Under a project call the Medical Systems Twinning Project, one of six agreements between the two health ministries, Korea will establish hospitals among them for brain imaging techniques and neuroscience research in the Middle East country and begin providing Saudi Arabian medical staff with educational and management expertise.


In terms of the Twinning Project, we agreed to establish medical facilities in King Fahad Medical City to share Korean medical technologies, said Abdullah Al Rabeeah, the Saudi Arabia health minister, in a statement released last week at an international medical tourism conference.

Sound Business

King Fahad Medical City is a state-sponsored hospital based in Riyadh, where Korea business giant Hyundai Engineering and Construction set up facilities in 1993.

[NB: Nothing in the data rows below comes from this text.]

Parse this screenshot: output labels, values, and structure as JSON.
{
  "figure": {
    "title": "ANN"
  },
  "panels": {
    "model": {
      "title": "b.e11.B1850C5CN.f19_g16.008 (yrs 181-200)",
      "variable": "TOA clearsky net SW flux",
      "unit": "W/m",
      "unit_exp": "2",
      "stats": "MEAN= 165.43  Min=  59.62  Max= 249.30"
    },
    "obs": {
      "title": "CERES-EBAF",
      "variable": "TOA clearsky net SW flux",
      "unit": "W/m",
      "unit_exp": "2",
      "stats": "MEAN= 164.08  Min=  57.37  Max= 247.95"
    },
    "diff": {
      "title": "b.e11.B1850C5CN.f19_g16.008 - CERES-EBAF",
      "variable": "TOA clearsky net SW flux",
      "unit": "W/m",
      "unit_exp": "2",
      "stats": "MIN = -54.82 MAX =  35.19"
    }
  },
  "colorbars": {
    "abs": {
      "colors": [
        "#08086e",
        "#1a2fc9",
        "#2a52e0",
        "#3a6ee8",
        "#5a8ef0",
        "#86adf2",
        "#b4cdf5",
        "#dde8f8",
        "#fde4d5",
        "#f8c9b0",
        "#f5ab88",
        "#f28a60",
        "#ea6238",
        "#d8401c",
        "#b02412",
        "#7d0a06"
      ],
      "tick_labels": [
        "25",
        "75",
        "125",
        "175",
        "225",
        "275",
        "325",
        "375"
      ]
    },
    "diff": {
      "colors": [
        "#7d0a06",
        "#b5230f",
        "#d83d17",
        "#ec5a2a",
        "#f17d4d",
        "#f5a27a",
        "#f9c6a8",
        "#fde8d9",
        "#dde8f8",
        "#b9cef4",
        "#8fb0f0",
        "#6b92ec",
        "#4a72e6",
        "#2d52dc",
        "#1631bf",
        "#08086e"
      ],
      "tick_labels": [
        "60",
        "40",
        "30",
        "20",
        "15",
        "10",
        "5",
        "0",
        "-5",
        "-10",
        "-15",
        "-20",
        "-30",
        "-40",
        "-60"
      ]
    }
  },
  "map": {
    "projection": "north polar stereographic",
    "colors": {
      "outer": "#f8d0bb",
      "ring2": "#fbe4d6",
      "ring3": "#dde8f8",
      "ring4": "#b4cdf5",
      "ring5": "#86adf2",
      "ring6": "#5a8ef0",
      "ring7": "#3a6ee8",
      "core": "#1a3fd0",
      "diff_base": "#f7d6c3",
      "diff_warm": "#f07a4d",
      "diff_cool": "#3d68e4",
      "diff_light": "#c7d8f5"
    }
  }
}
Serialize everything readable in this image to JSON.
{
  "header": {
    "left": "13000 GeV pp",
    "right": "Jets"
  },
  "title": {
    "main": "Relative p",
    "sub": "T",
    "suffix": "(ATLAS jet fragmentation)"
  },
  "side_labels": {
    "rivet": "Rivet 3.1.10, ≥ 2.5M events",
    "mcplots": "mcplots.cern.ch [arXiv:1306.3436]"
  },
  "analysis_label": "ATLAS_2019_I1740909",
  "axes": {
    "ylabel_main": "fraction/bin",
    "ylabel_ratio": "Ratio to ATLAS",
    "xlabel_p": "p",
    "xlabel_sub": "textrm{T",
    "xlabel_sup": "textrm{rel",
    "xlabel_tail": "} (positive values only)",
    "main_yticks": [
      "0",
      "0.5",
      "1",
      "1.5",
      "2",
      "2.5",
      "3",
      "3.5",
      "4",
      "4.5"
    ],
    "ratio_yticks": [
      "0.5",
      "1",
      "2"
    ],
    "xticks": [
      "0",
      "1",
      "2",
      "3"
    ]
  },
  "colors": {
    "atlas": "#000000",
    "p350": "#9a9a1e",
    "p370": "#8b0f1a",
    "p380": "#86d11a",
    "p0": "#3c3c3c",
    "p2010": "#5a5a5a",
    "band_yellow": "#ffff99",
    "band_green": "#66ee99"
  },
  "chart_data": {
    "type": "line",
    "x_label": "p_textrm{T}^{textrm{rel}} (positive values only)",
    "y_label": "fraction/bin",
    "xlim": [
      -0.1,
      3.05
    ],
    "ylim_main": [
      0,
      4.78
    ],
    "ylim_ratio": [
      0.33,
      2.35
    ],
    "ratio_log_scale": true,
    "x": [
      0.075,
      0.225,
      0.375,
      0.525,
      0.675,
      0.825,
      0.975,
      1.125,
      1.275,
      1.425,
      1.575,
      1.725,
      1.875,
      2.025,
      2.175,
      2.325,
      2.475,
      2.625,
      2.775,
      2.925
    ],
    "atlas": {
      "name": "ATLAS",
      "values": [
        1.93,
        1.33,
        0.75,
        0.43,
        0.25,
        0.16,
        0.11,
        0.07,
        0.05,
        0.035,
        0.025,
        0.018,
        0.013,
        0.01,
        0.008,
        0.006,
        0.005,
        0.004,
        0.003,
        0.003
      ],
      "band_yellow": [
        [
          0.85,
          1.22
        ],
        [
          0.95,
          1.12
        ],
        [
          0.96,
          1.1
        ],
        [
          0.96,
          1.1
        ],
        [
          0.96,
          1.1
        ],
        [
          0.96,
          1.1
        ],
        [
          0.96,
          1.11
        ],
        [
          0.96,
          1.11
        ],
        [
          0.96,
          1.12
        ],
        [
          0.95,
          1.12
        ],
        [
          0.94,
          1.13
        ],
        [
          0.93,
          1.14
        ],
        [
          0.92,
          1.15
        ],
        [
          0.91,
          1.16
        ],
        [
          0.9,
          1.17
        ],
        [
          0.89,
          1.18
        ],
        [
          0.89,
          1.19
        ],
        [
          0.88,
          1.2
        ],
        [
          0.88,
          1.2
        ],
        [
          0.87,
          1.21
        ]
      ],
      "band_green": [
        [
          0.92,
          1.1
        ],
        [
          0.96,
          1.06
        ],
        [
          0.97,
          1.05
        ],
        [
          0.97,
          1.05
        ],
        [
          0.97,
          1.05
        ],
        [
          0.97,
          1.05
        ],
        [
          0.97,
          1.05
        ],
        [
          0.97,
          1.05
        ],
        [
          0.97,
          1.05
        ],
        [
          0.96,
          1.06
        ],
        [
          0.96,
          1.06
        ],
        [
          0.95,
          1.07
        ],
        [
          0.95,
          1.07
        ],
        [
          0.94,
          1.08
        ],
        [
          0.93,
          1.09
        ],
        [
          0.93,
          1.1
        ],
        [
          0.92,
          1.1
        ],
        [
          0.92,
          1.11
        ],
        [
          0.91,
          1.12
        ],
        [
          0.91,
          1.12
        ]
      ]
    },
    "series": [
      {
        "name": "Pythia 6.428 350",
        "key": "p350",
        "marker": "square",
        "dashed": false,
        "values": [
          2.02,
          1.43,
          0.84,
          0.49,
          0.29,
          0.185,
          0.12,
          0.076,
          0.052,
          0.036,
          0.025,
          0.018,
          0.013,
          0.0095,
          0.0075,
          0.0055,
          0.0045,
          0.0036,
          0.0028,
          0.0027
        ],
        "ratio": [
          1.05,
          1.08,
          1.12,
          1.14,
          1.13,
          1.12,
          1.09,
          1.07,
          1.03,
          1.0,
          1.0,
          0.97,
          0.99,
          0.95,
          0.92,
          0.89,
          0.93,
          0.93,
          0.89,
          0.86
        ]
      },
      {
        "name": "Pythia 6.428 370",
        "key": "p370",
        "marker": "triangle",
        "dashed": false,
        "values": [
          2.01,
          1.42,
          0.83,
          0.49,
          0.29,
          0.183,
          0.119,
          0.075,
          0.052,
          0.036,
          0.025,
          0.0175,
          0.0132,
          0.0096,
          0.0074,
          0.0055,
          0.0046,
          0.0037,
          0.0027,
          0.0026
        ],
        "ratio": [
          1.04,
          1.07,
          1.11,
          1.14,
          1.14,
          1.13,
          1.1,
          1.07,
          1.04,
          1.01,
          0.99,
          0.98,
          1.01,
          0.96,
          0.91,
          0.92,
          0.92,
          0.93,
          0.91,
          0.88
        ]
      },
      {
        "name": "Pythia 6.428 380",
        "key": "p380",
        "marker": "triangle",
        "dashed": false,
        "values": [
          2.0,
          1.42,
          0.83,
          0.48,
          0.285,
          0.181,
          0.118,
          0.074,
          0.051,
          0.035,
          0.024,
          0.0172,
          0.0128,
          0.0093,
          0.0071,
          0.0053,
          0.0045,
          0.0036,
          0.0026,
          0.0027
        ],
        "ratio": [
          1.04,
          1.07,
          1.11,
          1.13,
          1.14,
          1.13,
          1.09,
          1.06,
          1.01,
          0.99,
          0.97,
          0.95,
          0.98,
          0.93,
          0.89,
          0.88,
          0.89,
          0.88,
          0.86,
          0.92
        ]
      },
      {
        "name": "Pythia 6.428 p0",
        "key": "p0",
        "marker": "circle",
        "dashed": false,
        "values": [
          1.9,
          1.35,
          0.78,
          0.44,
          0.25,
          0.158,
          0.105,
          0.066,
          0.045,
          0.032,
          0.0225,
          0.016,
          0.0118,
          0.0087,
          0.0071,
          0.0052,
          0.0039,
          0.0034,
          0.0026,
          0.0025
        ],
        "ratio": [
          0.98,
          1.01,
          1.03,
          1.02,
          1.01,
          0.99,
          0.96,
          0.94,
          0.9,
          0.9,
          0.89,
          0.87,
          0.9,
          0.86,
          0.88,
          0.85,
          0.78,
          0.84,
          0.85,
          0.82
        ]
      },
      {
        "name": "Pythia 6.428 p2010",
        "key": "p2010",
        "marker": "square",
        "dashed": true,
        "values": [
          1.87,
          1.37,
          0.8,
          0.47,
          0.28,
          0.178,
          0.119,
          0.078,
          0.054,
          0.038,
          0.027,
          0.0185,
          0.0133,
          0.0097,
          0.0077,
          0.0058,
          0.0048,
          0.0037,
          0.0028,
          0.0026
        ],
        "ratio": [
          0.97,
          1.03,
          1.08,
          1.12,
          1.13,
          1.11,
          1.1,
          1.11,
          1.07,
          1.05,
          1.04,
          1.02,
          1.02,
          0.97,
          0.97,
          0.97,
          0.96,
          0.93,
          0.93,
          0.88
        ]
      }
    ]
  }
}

Korean physicians will be dispatched to Riyad and four other cities to demonstrate surgical operations for Saudi Arabian doctors and medical staff, in much the same way the United States administered to the Southeast Asia nation under a similar healthcare package some 50 years ago.


Dubbed the Minnesota Project, sponsored by the U.S. Agency for International Development, the initiative trained 226 Korean medical experts, from 1955-1961, and helped spawn medical tourism in post-war Korea, luring foreign visitors with cheaper prices and faster scheduling for cosmetic surgery and infertility treatments.


Today, Arab princes and princess are common travelers to Korea for stem cell treatments and others, along with VIP patients from all over the world, including Europe, the United States and especially China and Japan.